Courtray pris, l'armée resta encore quelque temps en Flandre, et sur le point de combattre celle des ennemis dans la plaine de Bruges, où toutefois on ne fut que sur les apparences. Les Hollandois avoient marché jusque-là, et faisoient mine de vouloir se joindre à nous pour entreprendre quelques grands desseins ; et c'en auroit été un bien grand que de donner bataille, nos forces jointes aux leurs. Le tout se passa sans coup férir. Guillaume de Nassau, prince d'Orange,22 qui étoit lors leur capitaine général, plut à Monsieur et à M. le duc d'Enghien ; il étoit beau de visage et avoit été fort bien fait. Depuis quelques années sa taille s'étoit gâtée ; comme il avoit une casaque volante, lorsqu'il étoit dans la plaine de Bruges, ce défaut ne parut point. L'on dit qu'il avoit beaucoup de mérite et de cœur, dont il avoit donné des marques en plusieurs occasions, entre autres dans une révolte qui se fit quelque temps avant sa mort, qu'il apaisa par sa résolution et la vigoureuse manière dont il agit. Ce nom de Nassau est si heureux pour être brave et pour bien réussir dans la Flandre, qu'il ne sera pas difficile à ceux qui auront vu les histoires de ce pays de concevoir une grande idée de ceux qui le portent maintenant. Ce prince avoit épousé la fille du roi d'Angleterre23 : cette alliance parut fort avantageuse par sa grandeur ; et tous ceux qui se piquent d'être bons politiques crurent bien dès lors, quoique les troubles d'Angleterre ne fussent pas commencés, que ce seroit la perte de cette maison en partie, si elle ne l'étoit en tout. Pour l'ordinaire les républiques n'aiment pas que ceux qui ont leurs armées entres les mains fassent nuls pas qui témoignent aller à la souveraineté ; et c'est le moyen de les en démettre, dès qu'ils en ont le moindre soupçon. Toutefois, à l'égard de M. le prince d'Orange, les désordres d'Angleterre vinrent trop tôt après son mariage, pour pouvoir donner des soupçons contre lui.

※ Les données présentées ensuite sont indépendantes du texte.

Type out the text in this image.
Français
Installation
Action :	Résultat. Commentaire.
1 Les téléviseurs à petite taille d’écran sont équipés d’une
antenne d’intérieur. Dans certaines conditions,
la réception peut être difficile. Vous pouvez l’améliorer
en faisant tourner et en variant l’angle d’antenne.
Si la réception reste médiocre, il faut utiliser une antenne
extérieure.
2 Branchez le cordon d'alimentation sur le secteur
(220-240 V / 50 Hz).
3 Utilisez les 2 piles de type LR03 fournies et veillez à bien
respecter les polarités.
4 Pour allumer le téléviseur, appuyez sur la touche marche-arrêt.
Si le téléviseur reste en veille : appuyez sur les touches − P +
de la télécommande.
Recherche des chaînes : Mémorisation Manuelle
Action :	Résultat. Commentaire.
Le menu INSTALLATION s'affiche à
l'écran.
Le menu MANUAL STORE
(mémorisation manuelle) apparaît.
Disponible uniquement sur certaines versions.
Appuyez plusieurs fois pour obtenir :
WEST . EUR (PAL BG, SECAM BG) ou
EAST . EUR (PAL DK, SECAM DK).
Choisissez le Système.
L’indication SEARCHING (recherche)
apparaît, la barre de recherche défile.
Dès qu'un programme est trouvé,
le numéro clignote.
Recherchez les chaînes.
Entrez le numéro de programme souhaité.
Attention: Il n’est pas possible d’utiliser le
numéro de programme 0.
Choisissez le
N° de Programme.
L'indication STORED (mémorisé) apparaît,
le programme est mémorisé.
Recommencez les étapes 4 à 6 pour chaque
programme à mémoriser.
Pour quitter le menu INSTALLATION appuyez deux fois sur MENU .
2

Revenons à la plaine de Bruges. Pendant le temps que notre armée et la hollandoise y séjournèrent, il y eut quantité de soldats qui y moururent de chaud et de soif ; il fit une chaleur incroyable cette année-là ; la canicule n'a jamais été si rude. Les Hollandois s'en retournèrent en leur pays, où ils assiégèrent, si je ne me trompe, le Sas de Gand24 ; et nos troupes à leur retour assiégèrent Mardick25 pour une seconde fois, parce que, depuis que Monsieur l'avoit pris, les Espagnols l'avoient repris. Ce siége fut poussé chaudement ; aussi y eut-il quantité de gens de qualité tués en une sortie que firent les assiégés : La Roche-Guyon,26 premier gentilhomme de la chambre du roi, jeune, très-bien fait, et fils unique de M. de Liancourt ; le comte de Fleix,27 de la maison de Foix, gendre de madame la marquise de Senecey, dame d'honneur de la reine ; le chevalier de Fiesque28 ; Le Terrail, maréchal de camp ; le marquis de Thémines, mestre de camp du régiment de Navarre, et le baron de Grignan, capitaine au régiment de Navarre, et le baron de Grignan, capitaine au régiment des gardes, furent de ce nombre. M. le duc de Nemours fut blessé à la jambe. Toutes ces morts causèrent beaucoup de déplaisir et de chagrin à la cour, qui étoit à Fontainebleau. Madame de Senecey et madame la comtesse de Fiesque étoient les plus à plaindre dans ce malheur ; les enfants qu'elles perdoient été d'honnêtes gens, surtout le chevalier de Fiesque, qui étoit le plus sage et le plus dévot gentilhomme de la cour. je regrettai ces deux-là particulièrement, parce qu'ils étoient plus de mes amis que les autres : ils étoient tous gens de mérite et de qualité. M. le duc d'Enghien rapporta aussi des marques du péril où il avoit été exposé dans ce siége ; il avoit couru risque d'être tué d'une grenade qui creva si près de lui, comme il étoit dans la tranchée, qu'il en eut tout le visage brûlé.29 J'en appris la nouvelle avec assez de joie, et l'aversion que j'avois pour lui me fit même souhaiter qu'il en eût le visage défiguré. Il n'y parut cependant en aucune manière.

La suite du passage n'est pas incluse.